CS 202 - Homework 11 - 11/30/07

Due: Friday, 12/7/07, at midnight.

This homework completes the Sniac circuit project. You should continue working in the same groups as for HW 10 (or by yourself). I only need one submission per group. On your submission, please write down how much time it took you. Submit your homework by midnight on Friday, December 7. If you have a 24h extension left, you have until Saturday. Note: besides the paper submission, you'll have to submit your circuit electronically using the course dropbox on the CLASSES server (more details below).

Sniac II circuit - control signals

1. Implement a synchronous 2-bit counter from 2 J-K flipflops, followed by a 2-to-4 decoder to generate the timing signals t0, t1, t2, t3.

2. You'll also need 2 J-K flipflops for the signals "E" and "run". The inputs of the "E" FF are "set E" and "reset E"; the outputs are "E" (not-inverted) and "I" (inverted). The "run" should be set (asynchronously) upon a "reset" signal, and reset upon a "halt" signal. (All other flipflops should be reset asynchronously upon a "reset" signal.) Use inverted output of the "run" FF in an OR gate together with the (input) clock signal to generate the global clock signal "c". This way, the circuit will start running upon a reset, and stop when a halt signal is reached.

3. Using the timing diagram at the end of this handout, derive equations for all control signals. The "inputs" in your equations should be the timing signals t0, t1, t2, t3, I, and E, the three opcode bits OP2, OP1, OP0, and A7 (the highest bit of the accumulator). The outputs should be all signals that appear in the table. For example, the ld_OP signal can be written as I & t1. Similarly, the sub signal can be written as !OP2 & !OP1 & OP0 & E & t2. Sometimes it will be easier to introduce "temporary variables", e.g., a signal store = !OP2 & OP1 & OP0.

   Once you have all your equations, implement them using simple AND, OR, and NOT gates and add them to the circuit. Be careful: in the circuit, the signal names are slightly different.

4. The Sniac III - build the next generation Sniac!!
   Implement a new instruction for the unused opcode 6 (110). At the very least, implement a "clear A" instruction. EXTRA CREDIT will be awarded for more complicated instructions. For example, you could implement a "load immediate" instruction that loads a 5-bit number sign-extended into A. Or maybe an "add immediate" instruction would be more useful. Perhaps best: an "add immediate" instruction that is interpreted as "clear A" if the addend is 0.
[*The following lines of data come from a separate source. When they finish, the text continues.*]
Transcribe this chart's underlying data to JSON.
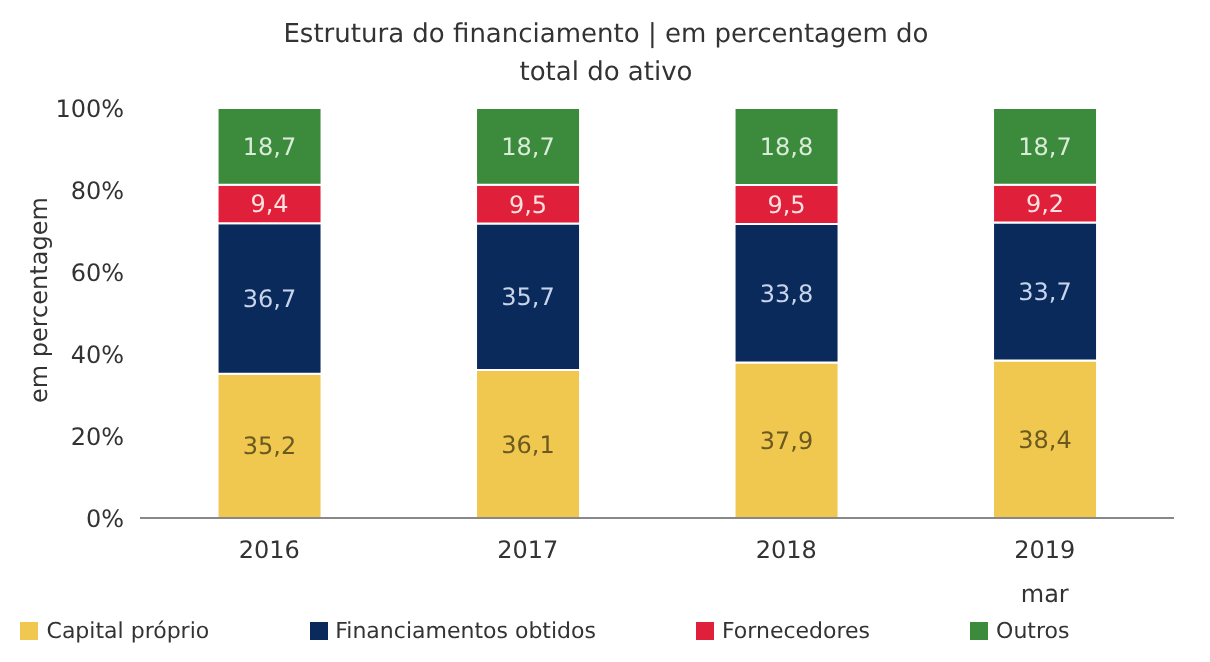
{
  "chart_data": {
    "type": "bar",
    "title": "Estrutura do financiamento  | em percentagem  do total do ativo",
    "ylabel": "em percentagem",
    "categories": [
      "2016",
      "2017",
      "2018",
      "2019\nmar"
    ],
    "stacked": true,
    "legend": "bottom",
    "grid": false,
    "series": [
      {
        "name": "Capital próprio",
        "color": "#f0c850",
        "values": [
          35.2,
          36.1,
          37.9,
          38.4
        ],
        "value_labels": [
          "35,2",
          "36,1",
          "37,9",
          "38,4"
        ]
      },
      {
        "name": "Financiamentos obtidos",
        "color": "#0a2a5c",
        "values": [
          36.7,
          35.7,
          33.8,
          33.7
        ],
        "value_labels": [
          "36,7",
          "35,7",
          "33,8",
          "33,7"
        ]
      },
      {
        "name": "Fornecedores",
        "color": "#e0203a",
        "values": [
          9.4,
          9.5,
          9.5,
          9.2
        ],
        "value_labels": [
          "9,4",
          "9,5",
          "9,5",
          "9,2"
        ]
      },
      {
        "name": "Outros",
        "color": "#3c8a3c",
        "values": [
          18.7,
          18.7,
          18.8,
          18.7
        ],
        "value_labels": [
          "18,7",
          "18,7",
          "18,8",
          "18,7"
        ]
      }
    ],
    "ylim": [
      0,
      100
    ],
    "yticks": [
      {
        "value": 0,
        "label": "0%"
      },
      {
        "value": 20,
        "label": "20%"
      },
      {
        "value": 40,
        "label": "40%"
      },
      {
        "value": 60,
        "label": "60%"
      },
      {
        "value": 80,
        "label": "80%"
      },
      {
        "value": 100,
        "label": "100%"
      }
    ]
  }
}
   Other extra-credit opportunities (harder...):

   • Speed up the circuit by using minimum-length cycle sequences.
   • See if you can get rid of the B register (also could yield speed-up).
   • Create an 8-bit multiplier and add a "mult" instruction.
   • Make the Sniac a 10-bit or 12-bit machine with 4-bit opcodes.
   • Whatever else you can come up with...
   If you do any of the above, please hand in a written description of what you did in addition to a printout of the circuit.

What to hand in

1. A printout of your top-level Sniac circuit, including the circuitry for the control signals. Include printouts of any subcircuits that are new or modified since your hw 10 submission.

2. A 1-page description of your control circuit, including equations for all control signals, and an explanation and timing diagram of your new instruction.

3. An electronic submission of your Sniac circuit. Rename your top-level .cct file with your own name, and drop it into the course dropbox

   \\CLASSES\VOL1\Fall07\CSCI0202A\DROPBOX

   If you cannot access the dropbox for some reason, you can send me the file as an attachement by email. But try the dropbox first!